Generally, I am not a fan of this multiple because I believe the market cares more about the future than the past. But anyway, I bring this up because this is the lowest that earnings multiple has been since June 2016. That, of course, was Brexit, the rate on the 10-year Treasury hit an all-time low, and the S&P 500 was trading around 2098. The world literally felt as if it was on the verge of a meltdown. Meanwhile, we were also in the middle of an earnings recession. It turned out that it was the last quarter of the earnings recession. At that point, the S&P 500 was also trading at 16.9 times one-year forward estimates.

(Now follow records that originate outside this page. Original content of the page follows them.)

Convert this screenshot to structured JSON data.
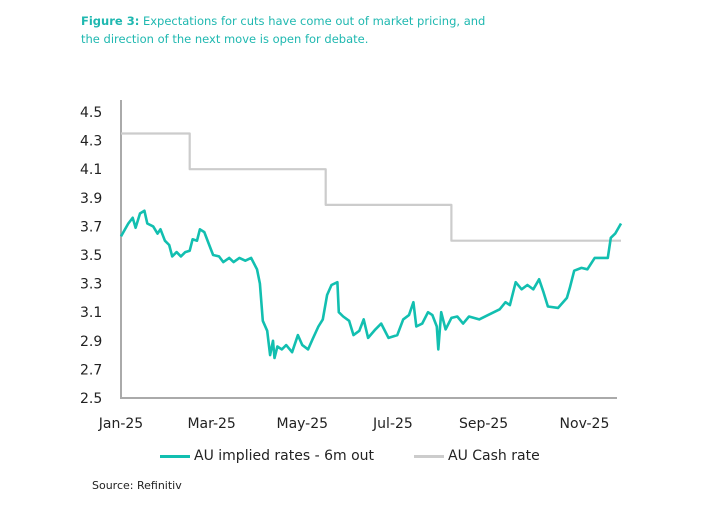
{
  "figure": {
    "label": "Figure 3:",
    "caption": "Expectations for cuts have come out of market pricing, and the direction of the next move is open for debate."
  },
  "source": "Source: Refinitiv",
  "colors": {
    "implied": "#12bfb0",
    "cash": "#cccccc",
    "axis": "#aaaaaa"
  },
  "chart_data": {
    "type": "line",
    "title": "",
    "xlabel": "",
    "ylabel": "",
    "ylim": [
      2.5,
      4.5
    ],
    "xlim_days": [
      0,
      342
    ],
    "yticks": [
      "2.5",
      "2.7",
      "2.9",
      "3.1",
      "3.3",
      "3.5",
      "3.7",
      "3.9",
      "4.1",
      "4.3",
      "4.5"
    ],
    "xticks": [
      {
        "label": "Jan-25",
        "day": 0
      },
      {
        "label": "Mar-25",
        "day": 62
      },
      {
        "label": "May-25",
        "day": 124
      },
      {
        "label": "Jul-25",
        "day": 186
      },
      {
        "label": "Sep-25",
        "day": 248
      },
      {
        "label": "Nov-25",
        "day": 317
      }
    ],
    "legend_position": "bottom",
    "series": [
      {
        "name": "AU implied rates - 6m out",
        "color": "#12bfb0",
        "points": [
          [
            0,
            3.63
          ],
          [
            5,
            3.72
          ],
          [
            8,
            3.76
          ],
          [
            10,
            3.69
          ],
          [
            13,
            3.79
          ],
          [
            16,
            3.81
          ],
          [
            18,
            3.72
          ],
          [
            22,
            3.7
          ],
          [
            25,
            3.65
          ],
          [
            27,
            3.68
          ],
          [
            30,
            3.6
          ],
          [
            33,
            3.57
          ],
          [
            35,
            3.49
          ],
          [
            38,
            3.52
          ],
          [
            41,
            3.49
          ],
          [
            44,
            3.52
          ],
          [
            47,
            3.53
          ],
          [
            49,
            3.61
          ],
          [
            52,
            3.6
          ],
          [
            54,
            3.68
          ],
          [
            57,
            3.66
          ],
          [
            60,
            3.58
          ],
          [
            63,
            3.5
          ],
          [
            67,
            3.49
          ],
          [
            70,
            3.45
          ],
          [
            74,
            3.48
          ],
          [
            77,
            3.45
          ],
          [
            81,
            3.48
          ],
          [
            85,
            3.46
          ],
          [
            89,
            3.48
          ],
          [
            93,
            3.4
          ],
          [
            95,
            3.3
          ],
          [
            97,
            3.04
          ],
          [
            100,
            2.97
          ],
          [
            102,
            2.8
          ],
          [
            104,
            2.9
          ],
          [
            105,
            2.78
          ],
          [
            107,
            2.86
          ],
          [
            110,
            2.84
          ],
          [
            113,
            2.87
          ],
          [
            117,
            2.82
          ],
          [
            121,
            2.94
          ],
          [
            124,
            2.87
          ],
          [
            128,
            2.84
          ],
          [
            131,
            2.91
          ],
          [
            135,
            3.0
          ],
          [
            138,
            3.05
          ],
          [
            141,
            3.22
          ],
          [
            144,
            3.29
          ],
          [
            148,
            3.31
          ],
          [
            149,
            3.1
          ],
          [
            152,
            3.07
          ],
          [
            156,
            3.04
          ],
          [
            159,
            2.94
          ],
          [
            163,
            2.97
          ],
          [
            166,
            3.05
          ],
          [
            169,
            2.92
          ],
          [
            174,
            2.98
          ],
          [
            178,
            3.02
          ],
          [
            183,
            2.92
          ],
          [
            189,
            2.94
          ],
          [
            193,
            3.05
          ],
          [
            197,
            3.08
          ],
          [
            200,
            3.17
          ],
          [
            202,
            3.0
          ],
          [
            206,
            3.02
          ],
          [
            210,
            3.1
          ],
          [
            213,
            3.08
          ],
          [
            216,
            3.0
          ],
          [
            217,
            2.84
          ],
          [
            219,
            3.1
          ],
          [
            222,
            2.98
          ],
          [
            226,
            3.06
          ],
          [
            230,
            3.07
          ],
          [
            234,
            3.02
          ],
          [
            238,
            3.07
          ],
          [
            245,
            3.05
          ],
          [
            251,
            3.08
          ],
          [
            259,
            3.12
          ],
          [
            263,
            3.17
          ],
          [
            266,
            3.15
          ],
          [
            270,
            3.31
          ],
          [
            274,
            3.26
          ],
          [
            278,
            3.29
          ],
          [
            282,
            3.26
          ],
          [
            286,
            3.33
          ],
          [
            289,
            3.24
          ],
          [
            292,
            3.14
          ],
          [
            299,
            3.13
          ],
          [
            305,
            3.2
          ],
          [
            307,
            3.27
          ],
          [
            310,
            3.39
          ],
          [
            315,
            3.41
          ],
          [
            319,
            3.4
          ],
          [
            324,
            3.48
          ],
          [
            328,
            3.48
          ],
          [
            333,
            3.48
          ],
          [
            335,
            3.62
          ],
          [
            338,
            3.65
          ],
          [
            342,
            3.72
          ]
        ]
      },
      {
        "name": "AU Cash rate",
        "color": "#cccccc",
        "points": [
          [
            0,
            4.35
          ],
          [
            47,
            4.35
          ],
          [
            47,
            4.1
          ],
          [
            140,
            4.1
          ],
          [
            140,
            3.85
          ],
          [
            226,
            3.85
          ],
          [
            226,
            3.6
          ],
          [
            342,
            3.6
          ]
        ]
      }
    ]
  }
}
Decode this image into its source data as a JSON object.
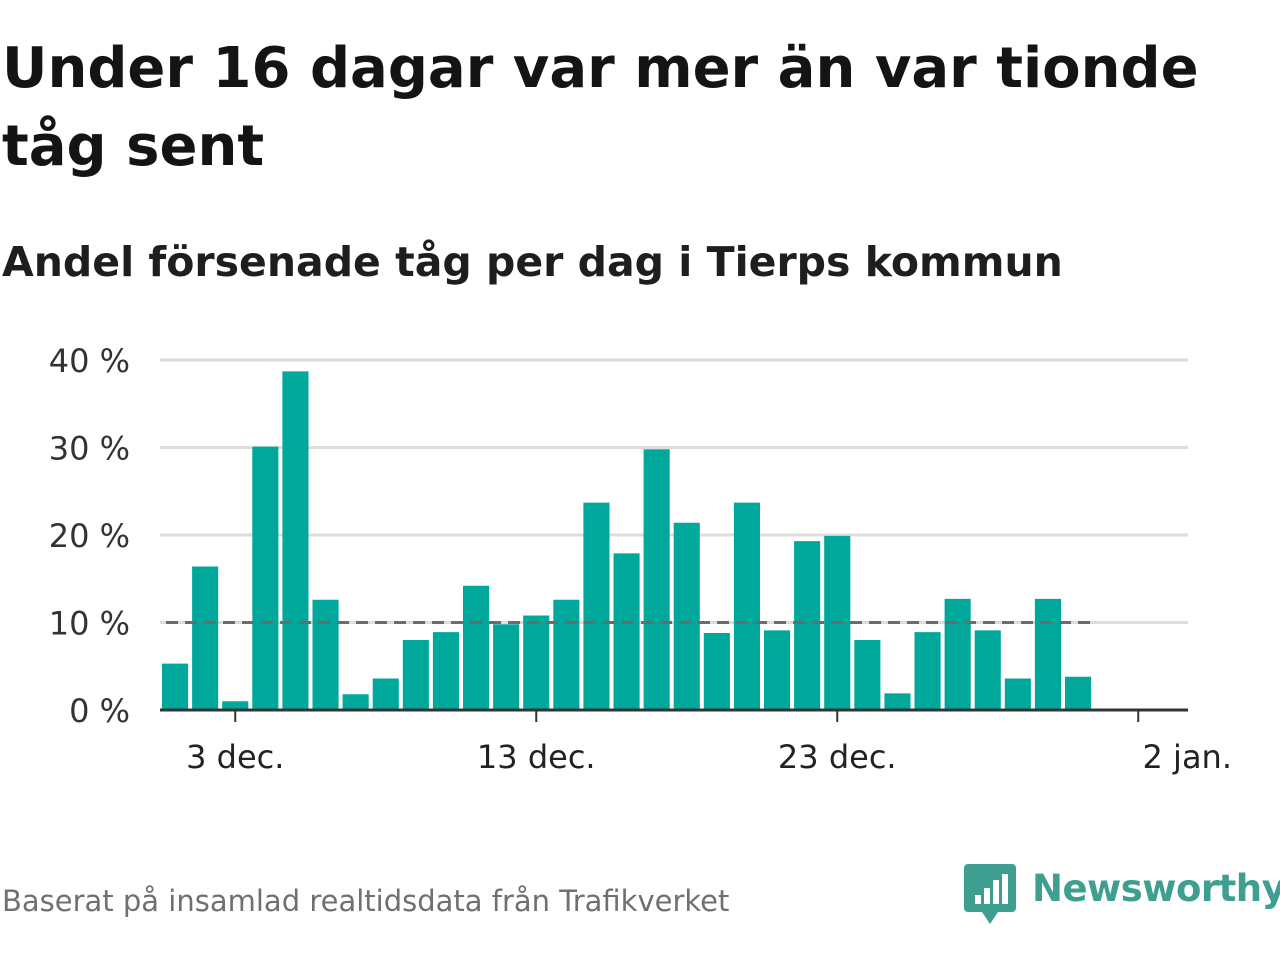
{
  "title": "Under 16 dagar var mer än var tionde tåg sent",
  "subtitle": "Andel försenade tåg per dag i Tierps kommun",
  "source": "Baserat på insamlad realtidsdata från Trafikverket",
  "brand": {
    "name": "Newsworthy",
    "icon": "newsworthy-logo-icon",
    "color": "#3e9e8f"
  },
  "colors": {
    "bar": "#00a89b",
    "reference_line": "#6b6b6b",
    "grid": "#dddddd",
    "axis": "#333333"
  },
  "chart_data": {
    "type": "bar",
    "x": [
      "1 dec.",
      "2 dec.",
      "3 dec.",
      "4 dec.",
      "5 dec.",
      "6 dec.",
      "7 dec.",
      "8 dec.",
      "9 dec.",
      "10 dec.",
      "11 dec.",
      "12 dec.",
      "13 dec.",
      "14 dec.",
      "15 dec.",
      "16 dec.",
      "17 dec.",
      "18 dec.",
      "19 dec.",
      "20 dec.",
      "21 dec.",
      "22 dec.",
      "23 dec.",
      "24 dec.",
      "25 dec.",
      "26 dec.",
      "27 dec.",
      "28 dec.",
      "29 dec.",
      "30 dec.",
      "31 dec."
    ],
    "values": [
      5.3,
      16.4,
      1.0,
      30.1,
      38.7,
      12.6,
      1.8,
      3.6,
      8.0,
      8.9,
      14.2,
      9.8,
      10.8,
      12.6,
      23.7,
      17.9,
      29.8,
      21.4,
      8.8,
      23.7,
      9.1,
      19.3,
      19.9,
      8.0,
      1.9,
      8.9,
      12.7,
      9.1,
      3.6,
      12.7,
      3.8
    ],
    "reference_value": 10,
    "ylim": [
      0,
      40
    ],
    "yticks": [
      0,
      10,
      20,
      30,
      40
    ],
    "ytick_labels": [
      "0 %",
      "10 %",
      "20 %",
      "30 %",
      "40 %"
    ],
    "xticks": [
      "3 dec.",
      "13 dec.",
      "23 dec.",
      "2 jan."
    ],
    "xtick_days": [
      3,
      13,
      23,
      33
    ],
    "grid": true
  }
}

Not only that, but earnings had fallen from a peak of $114.51 in September 2014 to a low of $98.17 during June 2016. The last time the earnings had been that low was on March 31, 2013, on a trailing-twelve-month basis.

Anyway, when you look at this chart below, I think it puts things into context. I used the earnings data provided by S&P Dow Jones going back to 1988 and the projections through the year 2020; I overlayed that with a chart of the S&P 500. I think it is self-explanatory.

We can see pretty clearly in the chart the relationship between price and earnings.

Where you think the market goes from here, can primarily be based upon where you think earnings are going from here. If you are in the camp that earnings estimates for 2020 are too high and they need to fall 10%, as they had for 2019 from their peak of $177 in August 2018, basically suggesting you see no earnings growth in 2020, then you can make a case that the S&P 500 is fairly valued.

If you believe we are heading to a recession and earnings are going to fall off a cliff, then the market is likely overvalued.

I can’t tell you what to believe. But based on the facts that we have presently, one could say that the equity market is attractively valued, and should earnings grow as expected over the next two years, likely has a great distance to rise.